In terms of enforcement, when it comes to the Criminal Code, the administration or the prosecution is provincial, because these are Criminal Code offences. I suppose what the Government of Canada could do is give more support to that.
There is the issue of passports. Right now there are no exit controls of any sort. When you leave Canada, you don't see an official; you only see an official when you enter. There are some people who may have court orders stating that they shouldn't be travelling abroad, but there's no mechanism to know that they've actually left until they have left. This has been an issue.
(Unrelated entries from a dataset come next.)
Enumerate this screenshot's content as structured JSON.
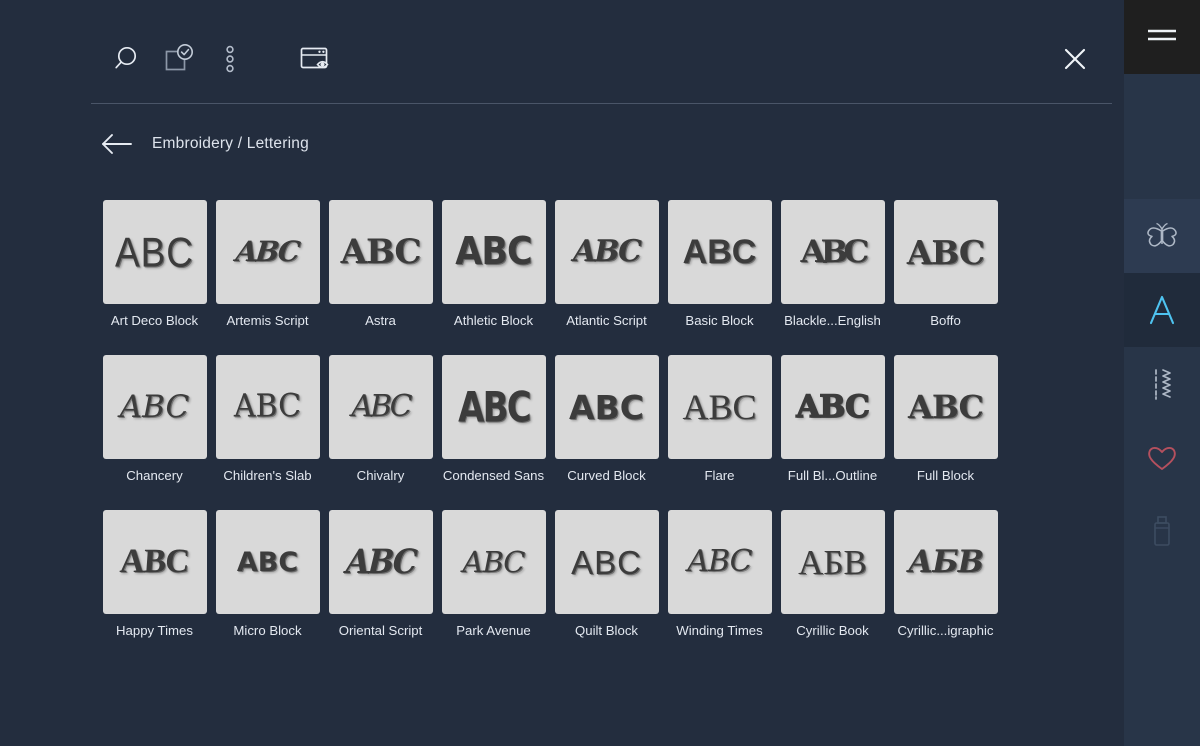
{
  "toolbar": {
    "buttons": [
      {
        "name": "search-icon",
        "label": "Search"
      },
      {
        "name": "select-confirm-icon",
        "label": "Select"
      },
      {
        "name": "more-options-icon",
        "label": "More options"
      },
      {
        "name": "preview-window-icon",
        "label": "Preview"
      }
    ],
    "close_label": "Close"
  },
  "breadcrumb": {
    "back_label": "Back",
    "path": "Embroidery / Lettering"
  },
  "grid": {
    "tiles": [
      {
        "label": "Art Deco Block",
        "sample": "ABC",
        "style": "s-artdeco"
      },
      {
        "label": "Artemis Script",
        "sample": "ABC",
        "style": "s-artemis"
      },
      {
        "label": "Astra",
        "sample": "ABC",
        "style": "s-astra"
      },
      {
        "label": "Athletic Block",
        "sample": "ABC",
        "style": "s-athletic"
      },
      {
        "label": "Atlantic Script",
        "sample": "ABC",
        "style": "s-atlantic"
      },
      {
        "label": "Basic Block",
        "sample": "ABC",
        "style": "s-basic"
      },
      {
        "label": "Blackle...English",
        "sample": "ABC",
        "style": "s-blackletter"
      },
      {
        "label": "Boffo",
        "sample": "ABC",
        "style": "s-boffo"
      },
      {
        "label": "Chancery",
        "sample": "ABC",
        "style": "s-chancery"
      },
      {
        "label": "Children's Slab",
        "sample": "ABC",
        "style": "s-childrens"
      },
      {
        "label": "Chivalry",
        "sample": "ABC",
        "style": "s-chivalry"
      },
      {
        "label": "Condensed Sans",
        "sample": "ABC",
        "style": "s-condensed"
      },
      {
        "label": "Curved Block",
        "sample": "ABC",
        "style": "s-curved"
      },
      {
        "label": "Flare",
        "sample": "ABC",
        "style": "s-flare"
      },
      {
        "label": "Full Bl...Outline",
        "sample": "ABC",
        "style": "s-fullout"
      },
      {
        "label": "Full Block",
        "sample": "ABC",
        "style": "s-fullblock"
      },
      {
        "label": "Happy Times",
        "sample": "ABC",
        "style": "s-happy"
      },
      {
        "label": "Micro Block",
        "sample": "ABC",
        "style": "s-micro"
      },
      {
        "label": "Oriental Script",
        "sample": "ABC",
        "style": "s-oriental"
      },
      {
        "label": "Park Avenue",
        "sample": "ABC",
        "style": "s-park"
      },
      {
        "label": "Quilt Block",
        "sample": "ABC",
        "style": "s-quilt"
      },
      {
        "label": "Winding Times",
        "sample": "ABC",
        "style": "s-winding"
      },
      {
        "label": "Cyrillic Book",
        "sample": "АБВ",
        "style": "s-cyrbook"
      },
      {
        "label": "Cyrillic...igraphic",
        "sample": "АБВ",
        "style": "s-cyrcallig"
      }
    ]
  },
  "rail": {
    "menu_label": "Menu",
    "items": [
      {
        "name": "butterfly-icon",
        "label": "Designs",
        "state": "lit"
      },
      {
        "name": "letter-a-icon",
        "label": "Lettering",
        "state": "active"
      },
      {
        "name": "stitches-icon",
        "label": "Stitches",
        "state": "normal"
      },
      {
        "name": "heart-icon",
        "label": "Favorites",
        "state": "normal"
      },
      {
        "name": "usb-drive-icon",
        "label": "USB",
        "state": "disabled"
      }
    ]
  },
  "colors": {
    "background": "#232d3e",
    "rail": "#283548",
    "swatch": "#d9d9d9",
    "accent": "#4ec3f0",
    "favorite": "#b5505e",
    "menu_block": "#1f1f1f"
  }
}
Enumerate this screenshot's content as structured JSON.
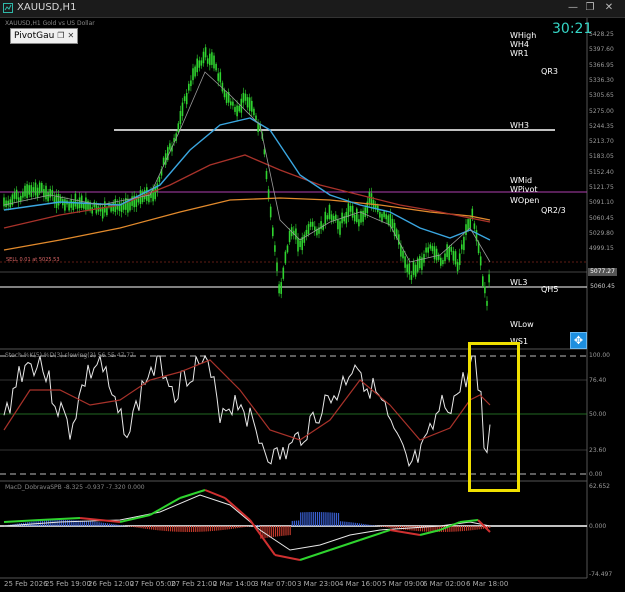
{
  "window": {
    "title": "XAUUSD,H1",
    "icon": "window-icon",
    "controls": [
      "—",
      "❐",
      "✕"
    ]
  },
  "chart": {
    "indicator_label": "PivotGau",
    "symbol_header": "XAUUSD,H1 Gold vs US Dollar",
    "countdown": "30:21",
    "sell_label": "SELL 0.01 at 5025.53",
    "pivot_labels": {
      "whigh": "WHigh",
      "wh4": "WH4",
      "wr1": "WR1",
      "qr3": "QR3",
      "wh3": "WH3",
      "wmid": "WMid",
      "wpivot": "WPivot",
      "wopen": "WOpen",
      "qr23": "QR2/3",
      "wl3": "WL3",
      "qh5": "QH5",
      "wlow": "WLow",
      "ws1": "WS1"
    },
    "price_axis": [
      "5428.25",
      "5397.60",
      "5366.95",
      "5336.30",
      "5305.65",
      "5275.00",
      "5244.35",
      "5213.70",
      "5183.05",
      "5152.40",
      "5121.75",
      "5091.10",
      "5060.45",
      "5029.80",
      "4999.15"
    ],
    "current_price": "5077.27",
    "price_tag_2": "5060.45",
    "stoch_header": "Stoch  %K(5) %D(3) slowing(3)  56.55  47.77",
    "stoch_axis": [
      "100.00",
      "76.40",
      "50.00",
      "23.60",
      "0.00"
    ],
    "macd_header": "MacD_DobravaSPB -8.325  -0.937  -7.320  0.000",
    "macd_axis": [
      "62.652",
      "0.000",
      "-74.497"
    ],
    "dates": [
      "25 Feb 2026",
      "25 Feb 19:00",
      "26 Feb 12:00",
      "27 Feb 05:00",
      "27 Feb 21:00",
      "2 Mar 14:00",
      "3 Mar 07:00",
      "3 Mar 23:00",
      "4 Mar 16:00",
      "5 Mar 09:00",
      "6 Mar 02:00",
      "6 Mar 18:00"
    ],
    "colors": {
      "candle": "#2fd42f",
      "ma_fast": "#bbbbbb",
      "ma_blue": "#3aa6e0",
      "ma_red": "#c0392b",
      "ma_orange": "#e28a2c",
      "pivot_white": "#ffffff",
      "pivot_purple": "#b040b0",
      "highlight": "#f0e000",
      "countdown": "#35d6c6"
    }
  }
}
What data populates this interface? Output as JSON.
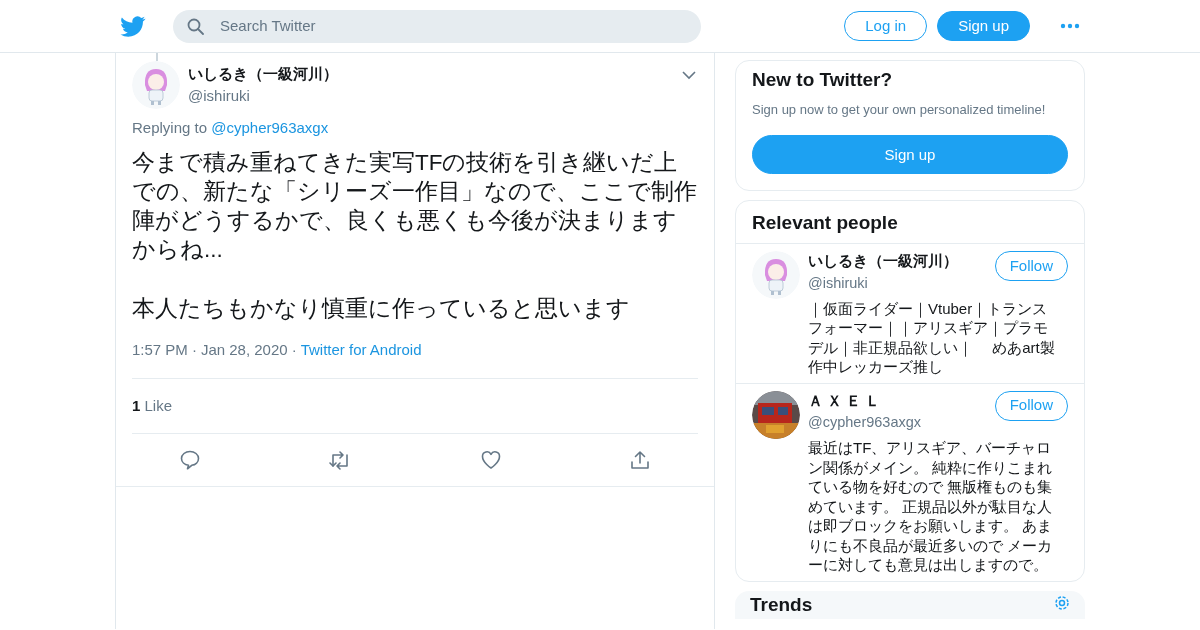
{
  "header": {
    "search": {
      "placeholder": "Search Twitter"
    },
    "buttons": [
      {
        "label": "Log in",
        "kind": "outline"
      },
      {
        "label": "Sign up",
        "kind": "solid"
      }
    ]
  },
  "tweet": {
    "name": "いしるき（一級河川）",
    "handle": "@ishiruki",
    "replying_label": "Replying to",
    "replying_to": "@cypher963axgx",
    "text": "今まで積み重ねてきた実写TFの技術を引き継いだ上での、新たな「シリーズ一作目」なので、ここで制作陣がどうするかで、良くも悪くも今後が決まりますからね...\n\n本人たちもかなり慎重に作っていると思います",
    "time": "1:57 PM",
    "separator": "·",
    "date": "Jan 28, 2020",
    "source": "Twitter for Android",
    "like_count": "1",
    "like_label": "Like"
  },
  "signup_card": {
    "title": "New to Twitter?",
    "subtitle": "Sign up now to get your own personalized timeline!",
    "button": "Sign up"
  },
  "relevant_people": {
    "title": "Relevant people",
    "people": [
      {
        "name": "いしるき（一級河川）",
        "handle": "@ishiruki",
        "bio": "｜仮面ライダー｜Vtuber｜トランスフォーマー｜｜アリスギア｜プラモデル｜非正規品欲しい｜　 めあart製作中レッカーズ推し",
        "follow": "Follow"
      },
      {
        "name": "Ａ Ｘ Ｅ Ｌ",
        "handle": "@cypher963axgx",
        "bio": "最近はTF、アリスギア、バーチャロン関係がメイン。 純粋に作りこまれている物を好むので 無版権ものも集めています。 正規品以外が駄目な人は即ブロックをお願いします。 あまりにも不良品が最近多いので メーカーに対しても意見は出しますので。",
        "follow": "Follow"
      }
    ]
  },
  "trends": {
    "title": "Trends"
  }
}
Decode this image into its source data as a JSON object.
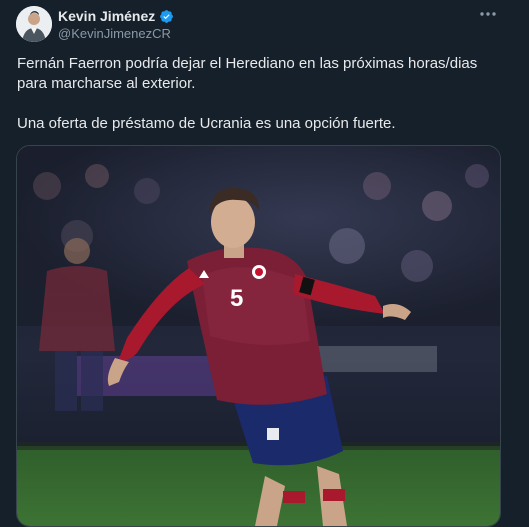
{
  "tweet": {
    "author_name": "Kevin Jiménez",
    "author_handle": "@KevinJimenezCR",
    "more_icon": "more-horizontal-icon",
    "verified_icon": "verified-badge-icon",
    "text_line_1": "Fernán Faerron podría dejar el Herediano en las próximas horas/dias para marcharse al exterior.",
    "text_line_2": "Una oferta de préstamo de Ucrania es una opción fuerte.",
    "media": {
      "shirt_number": "5"
    }
  },
  "colors": {
    "background": "#15202b",
    "verified": "#1d9bf0",
    "text": "#e7e9ea",
    "muted": "#8b98a5"
  }
}
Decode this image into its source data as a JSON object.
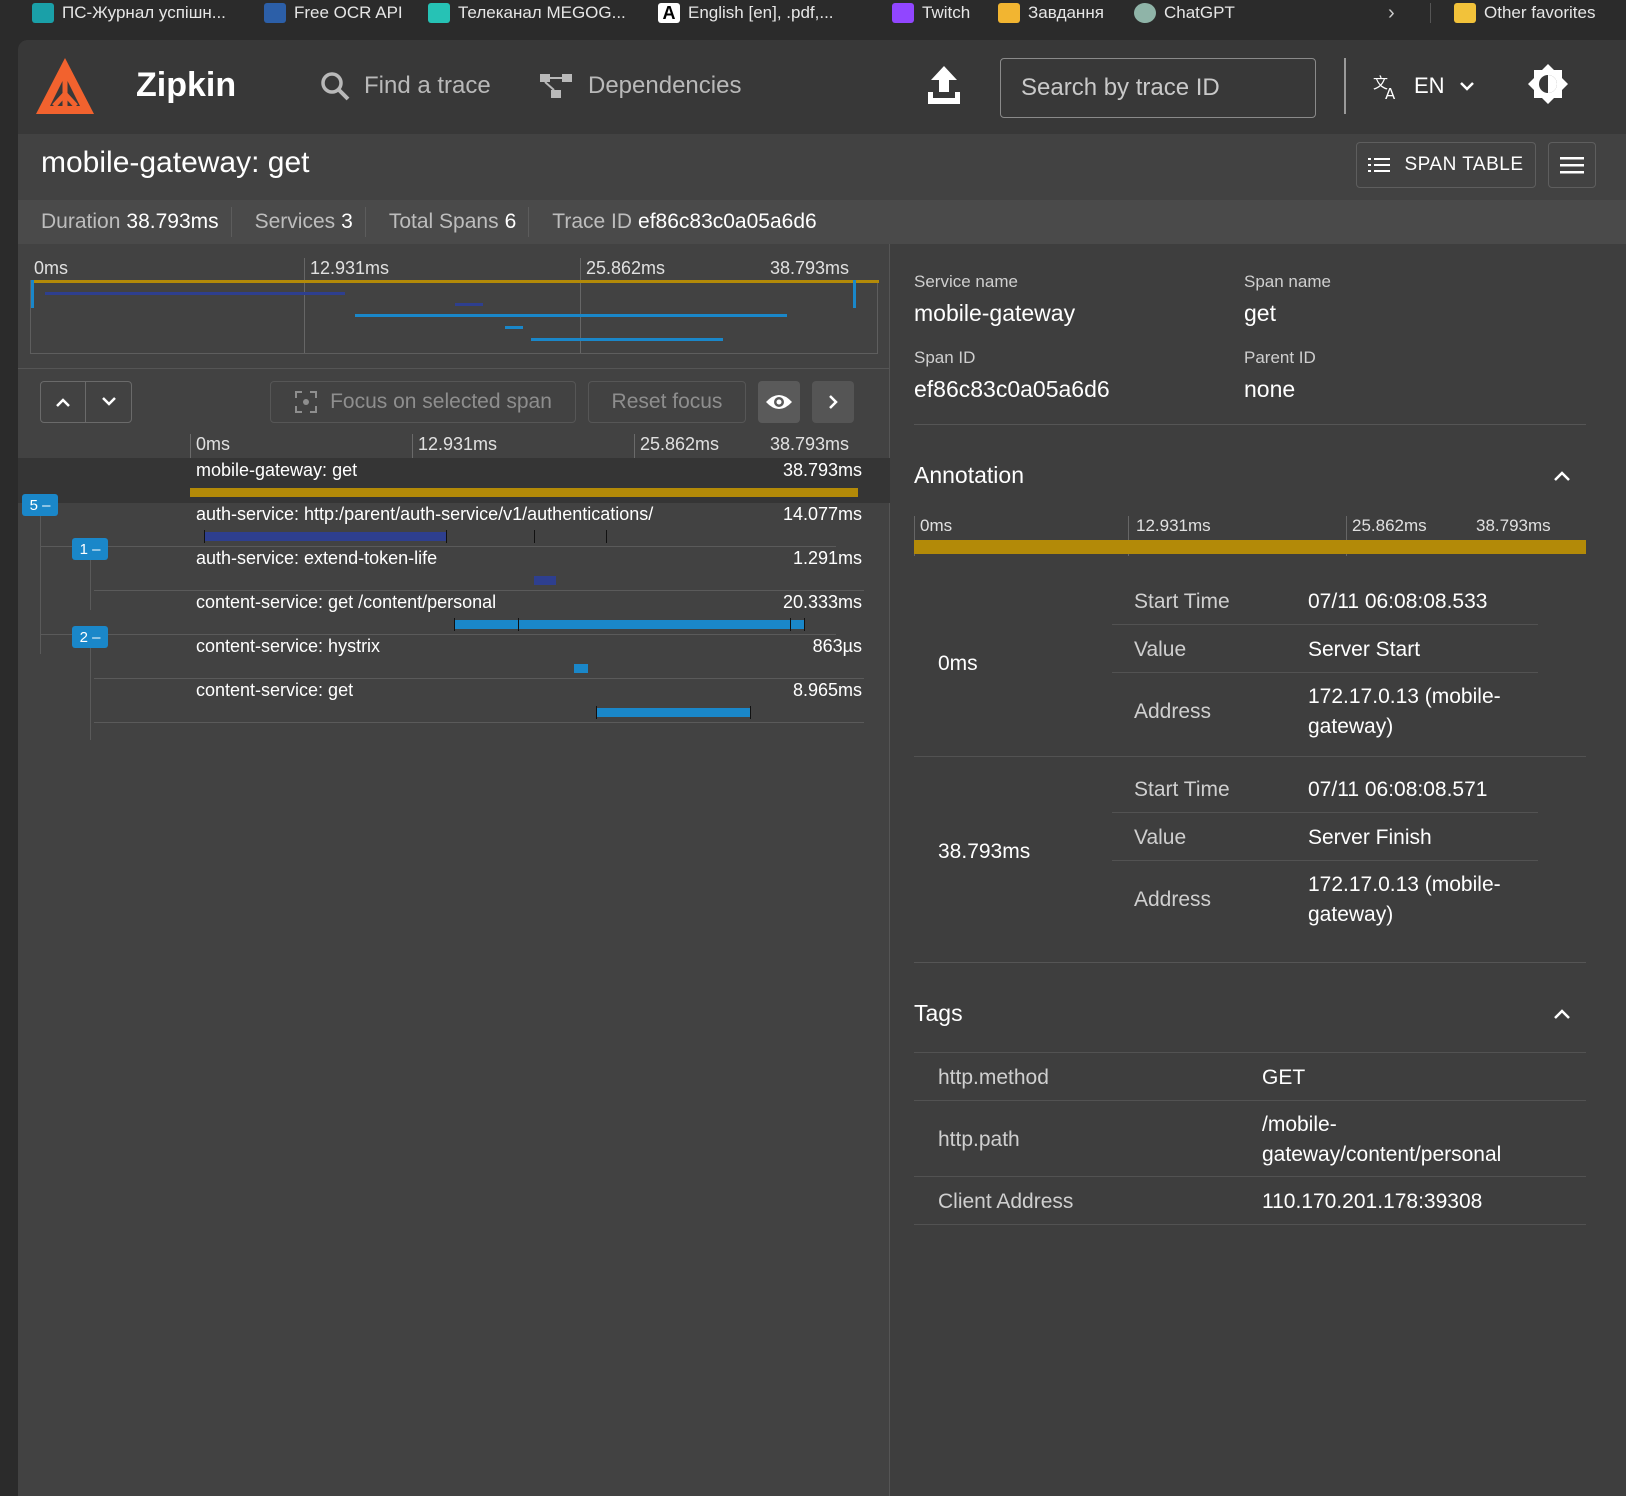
{
  "favorites": [
    {
      "label": "ПС-Журнал успішн...",
      "color": "#1aa0a8"
    },
    {
      "label": "Free OCR API",
      "color": "#2c5fa8"
    },
    {
      "label": "Телеканал MEGOG...",
      "color": "#26c2b5"
    },
    {
      "label": "English [en], .pdf,...",
      "color": "#ffffff"
    },
    {
      "label": "Twitch",
      "color": "#9146ff"
    },
    {
      "label": "Завдання",
      "color": "#f2b531"
    },
    {
      "label": "ChatGPT",
      "color": "#8fb4a8"
    }
  ],
  "favorites_other": "Other favorites",
  "app": {
    "brand": "Zipkin",
    "nav_find": "Find a trace",
    "nav_deps": "Dependencies",
    "search_placeholder": "Search by trace ID",
    "lang": "EN",
    "accent": "#f2622e"
  },
  "trace": {
    "title": "mobile-gateway: get",
    "span_table_label": "SPAN TABLE",
    "stats": [
      {
        "label": "Duration",
        "value": "38.793ms"
      },
      {
        "label": "Services",
        "value": "3"
      },
      {
        "label": "Total Spans",
        "value": "6"
      },
      {
        "label": "Trace ID",
        "value": "ef86c83c0a05a6d6"
      }
    ],
    "ticks": [
      "0ms",
      "12.931ms",
      "25.862ms",
      "38.793ms"
    ],
    "focus_label": "Focus on selected span",
    "reset_label": "Reset focus",
    "spans": [
      {
        "name": "mobile-gateway: get",
        "duration": "38.793ms",
        "color": "#b38a08"
      },
      {
        "name": "auth-service: http:/parent/auth-service/v1/authentications/",
        "duration": "14.077ms",
        "color": "#2e3f8f"
      },
      {
        "name": "auth-service: extend-token-life",
        "duration": "1.291ms",
        "color": "#2e3f8f"
      },
      {
        "name": "content-service: get /content/personal",
        "duration": "20.333ms",
        "color": "#1a87c9"
      },
      {
        "name": "content-service: hystrix",
        "duration": "863µs",
        "color": "#1a87c9"
      },
      {
        "name": "content-service: get",
        "duration": "8.965ms",
        "color": "#1a87c9"
      }
    ],
    "badges": [
      "5 –",
      "1 –",
      "2 –"
    ]
  },
  "detail": {
    "service_name_label": "Service name",
    "service_name": "mobile-gateway",
    "span_name_label": "Span name",
    "span_name": "get",
    "span_id_label": "Span ID",
    "span_id": "ef86c83c0a05a6d6",
    "parent_id_label": "Parent ID",
    "parent_id": "none",
    "annotation_title": "Annotation",
    "annotations": [
      {
        "time": "0ms",
        "start_label": "Start Time",
        "start": "07/11 06:08:08.533",
        "value_label": "Value",
        "value": "Server Start",
        "address_label": "Address",
        "address": "172.17.0.13 (mobile-gateway)"
      },
      {
        "time": "38.793ms",
        "start_label": "Start Time",
        "start": "07/11 06:08:08.571",
        "value_label": "Value",
        "value": "Server Finish",
        "address_label": "Address",
        "address": "172.17.0.13 (mobile-gateway)"
      }
    ],
    "tags_title": "Tags",
    "tags": [
      {
        "key": "http.method",
        "value": "GET"
      },
      {
        "key": "http.path",
        "value": "/mobile-gateway/content/personal"
      },
      {
        "key": "Client Address",
        "value": "110.170.201.178:39308"
      }
    ]
  }
}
I think there was a law enacted recently that there is a possibility of your passport actually being taken from you if you've been convicted of a sexual abuse crime. I think that is helpful, but I would say that this, unfortunately, is an area where there's a lot of criminality, and the police tend to get overwhelmed.
I know this particularly with child pornography. There's just so much of it out there that they have to be selective in what they're going after. Part of it is having the technological wherewithal to figure out what's going on, because of course all of this is done secretly. Child pornography is different from, let's say, hate propaganda, where the idea is to spread it as much as you can. With child pornography, child sex trafficking, or child sex tourism, people are trying to do it quietly, without detection, so it involves much more of a police effort.
There's a problem here also, of course, because child victims are not very vociferous victims. They're not visible, and they're not able to articulate or speak up. When somebody robs a grocery store, it's visible and the grocery store clerk is very annoyed, but with a child, it's not visible and the child is unable to speak up. That tends to have an impact on police priorities. They don't get the kind of community pressure about giving this the priority that they should because of its low visibility and the inarticulateness of the victims.
I think there has to be some compensation for that. I think that, frankly, these committee hearings are useful in that respect, because they do give a higher priority to the issue. The committee will finish at some point on this issue, but the Government of Canada continues indefinitely. This is something that the Government of Canada could and should be doing, giving a focus, giving a priority, giving attention, and giving visibility to this issue.
Of course, I believe very much in child leadership, youth consultation, and so on, but this is an area where we can't just leave it to children. I think adults have to compensate in some ways for the fact that many of these victims are simply unable to speak for themselves.